5.1 Application to the Childrens’ Fear Data

Stern et al. (1994) consider data of \(N=93\) children from white middle class homes in the U.S., tested at age 4 and 14 months, in the context of infant temperamental research. For each child, three categorical data (i.e. multivariate data of dimension \(r=3\)) are observed, namely motor activity (M) at 4 months with \(D_1=4\) categories, fret/cry behavior (C) at 4 months with \(D_2=3\) categories, and fear of unfamiliar events (F) at 14 months with \(D_3=3\) categories, see Table 4. The categories can be interpreted as scores with higher scores indicating a stronger behavior.

Table 4 Childrens’ Fear Data; \(4 \times 3 \times 3\) contingency table summarizing the data which measure motor activity (M) at 4 months, fret/cry behavior (C) at 4 months, and fear of unfamiliar events (F) at 14 months for \(N=93\) children (Stern et al. 1994)

The scientific hypothesis is that two different profiles in children are present, called inhibited and unhibited to the unfamiliar (i.e. avoidance or approach to unfamiliar children, situations and objects). To test this hypothesis, a latent class model as in (8) is applied,

$$\begin{aligned} \text{ Pr }(M=m,C=c,F=f) = \sum _{{ k}=1}^K \eta _{ k} \pi ^M_{{ k},m} \pi ^C_{{ k},c} \pi ^F_ {{ k},f}, \end{aligned}$$

with class specific probability distributions \({\mathbf {\varvec{\pi }}}^M_{{ k}}=(\pi ^M_{{ k},1}, \ldots , \pi ^M_{{ k},4})\), \({\mathbf {\varvec{\pi }}}^C_{{ k}}=(\pi ^C_{{ k},1}, \ldots , \pi ^C_{{ k},3})\), and \({\mathbf {\varvec{\pi }}}^F_{{ k}}=(\pi ^F_{{ k},1}, \ldots , \pi ^F_{{ k},3})\) and K being unknown.
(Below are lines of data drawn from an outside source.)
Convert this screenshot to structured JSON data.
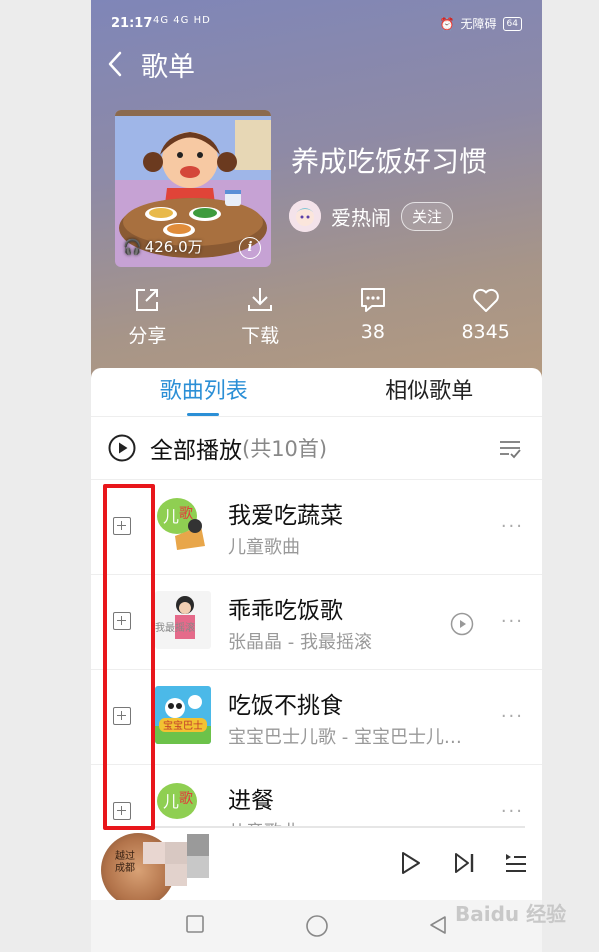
{
  "status_bar": {
    "time": "21:17",
    "signal": "4G 4G HD",
    "accessibility": "无障碍",
    "battery": "64"
  },
  "nav": {
    "title": "歌单"
  },
  "playlist": {
    "name": "养成吃饭好习惯",
    "plays": "426.0万",
    "creator": "爱热闹",
    "follow_label": "关注"
  },
  "actions": [
    {
      "icon": "share-icon",
      "label": "分享"
    },
    {
      "icon": "download-icon",
      "label": "下载"
    },
    {
      "icon": "comment-icon",
      "label": "38"
    },
    {
      "icon": "heart-icon",
      "label": "8345"
    }
  ],
  "tabs": [
    {
      "label": "歌曲列表",
      "active": true
    },
    {
      "label": "相似歌单",
      "active": false
    }
  ],
  "play_all": {
    "label": "全部播放",
    "count": "(共10首)"
  },
  "songs": [
    {
      "title": "我爱吃蔬菜",
      "subtitle": "儿童歌曲",
      "has_mv": false
    },
    {
      "title": "乖乖吃饭歌",
      "subtitle": "张晶晶 - 我最摇滚",
      "has_mv": true
    },
    {
      "title": "吃饭不挑食",
      "subtitle": "宝宝巴士儿歌 - 宝宝巴士儿…",
      "has_mv": false
    },
    {
      "title": "进餐",
      "subtitle": "儿童歌曲",
      "has_mv": false
    }
  ],
  "mini_player": {
    "disc_label": "越过 成都"
  },
  "watermark": "Baidu 经验",
  "colors": {
    "accent": "#2b8fd6",
    "highlight_box": "#e8161b"
  }
}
Three types of mixture models are considered, assuming the class specific probability distributions \({\mathbf {\varvec{\pi }}}^M_{{ k}}\), \({\mathbf {\varvec{\pi }}}^C_{{ k}}\), and \({\mathbf {\varvec{\pi }}}^F_{{ k}}\) to be independent, each following a symmetric Dirichlet prior \(\mathcal {D}_{D_j}\left( g_{0,j}\right) \) with \(g_{0,j}=1\) for \(j=1, \ldots ,3\). Sparse latent class models as described in Sect. 3.1 are estimated with \(K=10\) and compared to DP latent class models. In addition, a standard latent class model with \( e_{0}=4\) is estimated for increasing K and marginal likelihoods are computed using full permutation bridge sampling, see Table 5.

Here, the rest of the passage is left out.